You’ve probably noticed the obnoxious smell of contraband in the air, your hair and your clothes while visiting a club, bar, or lounge has been suddenly replaced with the sweet smoldering scent of Hookah. Gone are the days of the disk jockey abruptly stopping the music to announce that management will shut down the party if, the owner of some offensive ganga smoke doesn’t extinguish his ‘spliff” immediately. So how did this come to be, how did Shisha replace Maryjane on the dance floor? Is she the new slimmer sexier safer cigarette or something more sinister and insidious?

Hookah also known  as shisha, and commonly referred to as waterpipe smoking is a combination of tobacco, water, and charcoal smoked through a waterpipe. Although novel, mysterious, and exotic to many in the U.S.A. is has been smoked for centuries primarily by men in the Middle East, eastern Mediterranean , and parts of Asia like India. During the 1990’s fancy flavored tobacco was introduced and the hookah experience began to explode. All sorts of exotic fruity flavors, and sultry perfumed fragrances captured the senses of young women, and collage aged adolescents and young adults.

I still remember when my roommates would go down to the Village in Manhattan to secluded hookah lounges where they could be hip and trendy. Now hookah is at any and every venue imaginable. It’s now the accepted and expected thing to do while on the scene these days. It’s commonly perceived as being a safe and noncriminal alternative to smoking cigarettes or weed People say “it’s just flavored water vapor” or that “the water filters out the bad stuff”. Is this true though? Why buzz would you get from smoking mist anyway?

In actuality, hookah contains the same harmful chemicals as cigarettes such as nicotine, tar, carbon monoxide, and formaldehyde. Just like with traditional smoking, it carries a risk of cancer, but with the added risks of infectious disease. Sharing a mouthpiece or pipe can transmit tuberculosis and other respiratory infections. In habitual users, research has shown an increase  in heart rate  blood pressure, and bronchitis. Long term use can result in cancer and chronic obstructive pulmonary disease, because  of the tar, nicotine, and fine particulate matter released from the burning coal and tobacco.
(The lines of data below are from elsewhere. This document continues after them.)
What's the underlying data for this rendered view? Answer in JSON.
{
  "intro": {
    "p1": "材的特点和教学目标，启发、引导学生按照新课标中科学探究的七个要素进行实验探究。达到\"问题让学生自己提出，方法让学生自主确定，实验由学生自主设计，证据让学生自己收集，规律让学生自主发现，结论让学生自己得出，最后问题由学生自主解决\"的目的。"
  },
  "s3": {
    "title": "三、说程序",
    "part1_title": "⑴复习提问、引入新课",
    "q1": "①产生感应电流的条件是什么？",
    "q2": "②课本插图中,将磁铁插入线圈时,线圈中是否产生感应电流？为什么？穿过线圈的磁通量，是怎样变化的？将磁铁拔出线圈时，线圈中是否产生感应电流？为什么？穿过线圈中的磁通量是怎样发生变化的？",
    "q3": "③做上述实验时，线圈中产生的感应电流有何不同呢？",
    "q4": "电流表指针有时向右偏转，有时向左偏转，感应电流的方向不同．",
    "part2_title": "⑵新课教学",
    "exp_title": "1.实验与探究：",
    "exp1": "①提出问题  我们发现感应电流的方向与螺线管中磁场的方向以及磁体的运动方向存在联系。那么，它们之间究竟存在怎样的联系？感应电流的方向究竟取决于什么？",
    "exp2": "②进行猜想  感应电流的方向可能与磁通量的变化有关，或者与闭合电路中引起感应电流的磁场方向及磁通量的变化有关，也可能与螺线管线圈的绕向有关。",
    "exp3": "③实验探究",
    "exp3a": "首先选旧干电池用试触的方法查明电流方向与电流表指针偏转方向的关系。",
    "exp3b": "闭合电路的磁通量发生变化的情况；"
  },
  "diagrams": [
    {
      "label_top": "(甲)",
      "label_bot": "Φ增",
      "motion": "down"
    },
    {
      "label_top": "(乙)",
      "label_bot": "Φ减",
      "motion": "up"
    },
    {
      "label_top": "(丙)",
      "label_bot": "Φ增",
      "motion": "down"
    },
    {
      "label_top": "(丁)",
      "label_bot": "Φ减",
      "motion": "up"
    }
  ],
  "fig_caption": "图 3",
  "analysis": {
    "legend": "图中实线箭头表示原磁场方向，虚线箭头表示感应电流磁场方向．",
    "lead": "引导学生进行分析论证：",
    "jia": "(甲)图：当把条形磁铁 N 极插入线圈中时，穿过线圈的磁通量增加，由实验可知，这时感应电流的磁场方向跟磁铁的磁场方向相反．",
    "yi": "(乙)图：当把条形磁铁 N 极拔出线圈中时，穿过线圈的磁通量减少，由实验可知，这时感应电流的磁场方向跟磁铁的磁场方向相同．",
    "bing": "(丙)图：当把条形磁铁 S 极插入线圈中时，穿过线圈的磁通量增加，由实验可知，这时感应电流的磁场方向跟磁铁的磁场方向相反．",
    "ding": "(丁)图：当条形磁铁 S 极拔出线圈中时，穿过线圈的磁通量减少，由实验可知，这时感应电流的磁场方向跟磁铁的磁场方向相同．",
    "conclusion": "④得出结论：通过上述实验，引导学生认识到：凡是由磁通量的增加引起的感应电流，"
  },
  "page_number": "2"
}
Hookah has not been regulated by the FDA in the U.S. so there are no warnings labeled at sale. Due to the current lack of government regulation many people assume it is safe. The EPA and National Toxicology Program warn against the adverse affects of hookah, its second-hand smoke, and addictive propensity. Organizations like the Society of Toxicology are working to education the public and push for more research and government control. The reality is that a rose by any other name is still a rose. Hookah is the new cigarette in a sexier dress and better perfume.